What is atrial natriuretic factor?
Cardiac muscle cells contain granules that contain atrial natriuretic factor.
- It’s a hormone that acts on the kidneys to help lower blood pressure by allowing sodium and water loss.
What is cardiac hypertrophy?
Cardiac hypertrophy occurs in athletes and is caused by certain pathologies as well.
- Cardiac cells increase in size
How does the body repair heart damage?
The body doesn’t regenerate lost cells due to heart damage. Instead it replaces the dead heart cells with fibrous connective tissues. Thus the need for heart transplants
What is smooth muscle and its characteristics?
Smooth muscle is the muscle of our involuntary contractions, found in walls of blood vessels, GI tract, urinary tract, reproductive tract, urinary bladder, and internal organs such as stomach and intestines
- No striations
- Involuntary
- has a single nucleus
- Regulated by: Hormones, autonomic nervous system, local physiological conditions
- Regeneration of cells can occur, thus they can undergo mitosis (unlike cardiac muscle cells)
- Actin and myosin are not regularly arranged along the cell length, the myosin is scattered in the cytosol, and the actin is attached to structures called dense bodies. (Thus no striations are noted)
- Ca++ complex with a calcium-binding protein called calmodulin which is involved in the contraction of smooth muscle. (this is sufficient for the DAT)
What is Calmodulin?
Calmodulin is a calcium-binding protein.
- It binds with Ca++ to facilitate the contraction of smooth muscle.
What is skeletal muscle and its characteristics?
Skeletal muscle is:
- Striated
- Voluntary
- Multi-nucleated
How do skeletal muscle cells regenerate?
Like cardiac muscle, the nuclei do not undergo mitosis.

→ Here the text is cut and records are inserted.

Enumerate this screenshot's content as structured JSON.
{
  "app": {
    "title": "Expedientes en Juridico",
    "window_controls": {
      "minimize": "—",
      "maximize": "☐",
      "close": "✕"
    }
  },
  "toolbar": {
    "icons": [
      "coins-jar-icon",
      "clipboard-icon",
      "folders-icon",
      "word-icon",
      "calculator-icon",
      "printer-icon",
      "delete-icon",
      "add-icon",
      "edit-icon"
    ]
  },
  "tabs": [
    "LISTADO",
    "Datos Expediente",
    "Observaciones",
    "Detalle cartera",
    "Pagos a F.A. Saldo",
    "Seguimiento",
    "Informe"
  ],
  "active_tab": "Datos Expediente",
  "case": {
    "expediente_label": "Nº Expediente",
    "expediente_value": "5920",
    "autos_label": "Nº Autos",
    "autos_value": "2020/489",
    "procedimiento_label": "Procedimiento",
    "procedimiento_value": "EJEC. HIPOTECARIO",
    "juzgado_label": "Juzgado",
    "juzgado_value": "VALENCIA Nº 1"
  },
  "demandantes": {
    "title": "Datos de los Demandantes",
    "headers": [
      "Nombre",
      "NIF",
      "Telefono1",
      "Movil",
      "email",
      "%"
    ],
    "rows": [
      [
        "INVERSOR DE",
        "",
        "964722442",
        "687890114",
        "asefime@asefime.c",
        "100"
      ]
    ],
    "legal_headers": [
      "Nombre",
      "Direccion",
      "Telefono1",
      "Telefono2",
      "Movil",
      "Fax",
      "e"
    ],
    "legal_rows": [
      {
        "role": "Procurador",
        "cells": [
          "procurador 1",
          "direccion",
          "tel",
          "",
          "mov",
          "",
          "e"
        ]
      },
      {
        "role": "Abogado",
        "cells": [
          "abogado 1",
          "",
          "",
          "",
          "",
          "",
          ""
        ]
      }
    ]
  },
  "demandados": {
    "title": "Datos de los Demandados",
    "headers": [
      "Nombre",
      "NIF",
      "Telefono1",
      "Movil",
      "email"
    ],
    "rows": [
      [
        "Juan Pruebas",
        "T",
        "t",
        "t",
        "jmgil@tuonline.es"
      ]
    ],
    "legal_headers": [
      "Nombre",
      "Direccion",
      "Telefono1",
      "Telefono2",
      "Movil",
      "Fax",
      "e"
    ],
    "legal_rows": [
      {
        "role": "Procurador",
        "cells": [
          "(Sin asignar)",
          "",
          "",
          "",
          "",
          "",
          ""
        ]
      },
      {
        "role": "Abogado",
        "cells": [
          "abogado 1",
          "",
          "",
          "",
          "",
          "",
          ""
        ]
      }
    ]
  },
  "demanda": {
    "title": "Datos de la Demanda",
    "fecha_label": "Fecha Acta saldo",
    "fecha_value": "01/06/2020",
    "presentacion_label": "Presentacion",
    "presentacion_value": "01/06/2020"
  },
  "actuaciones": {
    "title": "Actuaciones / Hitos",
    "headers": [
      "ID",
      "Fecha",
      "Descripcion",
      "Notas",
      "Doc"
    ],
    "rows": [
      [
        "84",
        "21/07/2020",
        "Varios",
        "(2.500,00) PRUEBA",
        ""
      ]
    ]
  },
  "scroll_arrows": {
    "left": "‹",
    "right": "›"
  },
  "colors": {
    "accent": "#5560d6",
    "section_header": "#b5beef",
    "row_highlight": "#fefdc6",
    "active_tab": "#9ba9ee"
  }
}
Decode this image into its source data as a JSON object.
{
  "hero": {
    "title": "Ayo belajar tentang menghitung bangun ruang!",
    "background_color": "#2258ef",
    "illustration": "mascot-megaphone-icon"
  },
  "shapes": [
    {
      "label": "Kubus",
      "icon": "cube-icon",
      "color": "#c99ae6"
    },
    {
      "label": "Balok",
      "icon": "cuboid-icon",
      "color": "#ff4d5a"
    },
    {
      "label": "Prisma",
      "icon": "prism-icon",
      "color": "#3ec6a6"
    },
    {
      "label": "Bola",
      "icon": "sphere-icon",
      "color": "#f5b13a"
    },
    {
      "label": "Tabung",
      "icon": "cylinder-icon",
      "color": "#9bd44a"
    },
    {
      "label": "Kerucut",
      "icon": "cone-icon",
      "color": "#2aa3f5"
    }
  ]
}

However, limited regeneration can occur
- Muscle building satellite cells might be able to fuse with preexisting muscle cells to increase the muscle mass
- Satellite cells reside on the external surface of skeletal muscle cells and are not part of cardiac muscle.
What is the epimysium?
The epimysium is dense connective tissue that surrounds the entire muscle
What are the three types of skeletal muscle fibers?
The three types of muscle fibers are:
- Red: Many mitochondria, rich in myoglobin, rich in oxidative enzymes, and rich in blood supply
- White: Few mitochondria, poor in myoglobin, poor in oxidative enzymes, poor in blood supply
- Intermediate: mixture of the two.
Most muscles have all three, but the percentages vary. Think dark vs white meat on chicken
What are myofibrils?
Myofibrils are long cylindrical structures that make up a large portion of skeletal muscle.
- Myofibrils are composed of thin and thick filaments
- Thin filaments are Actin
- Thick filaments are Myosin
What kind of arrangement of bands is seen in myofibrils?
We see a filament arrangement pattern of light and dark bands
NB: Favorite DAT question
What is the sarcomere?
The sarcomere is the structural and functional unit of the myofibril.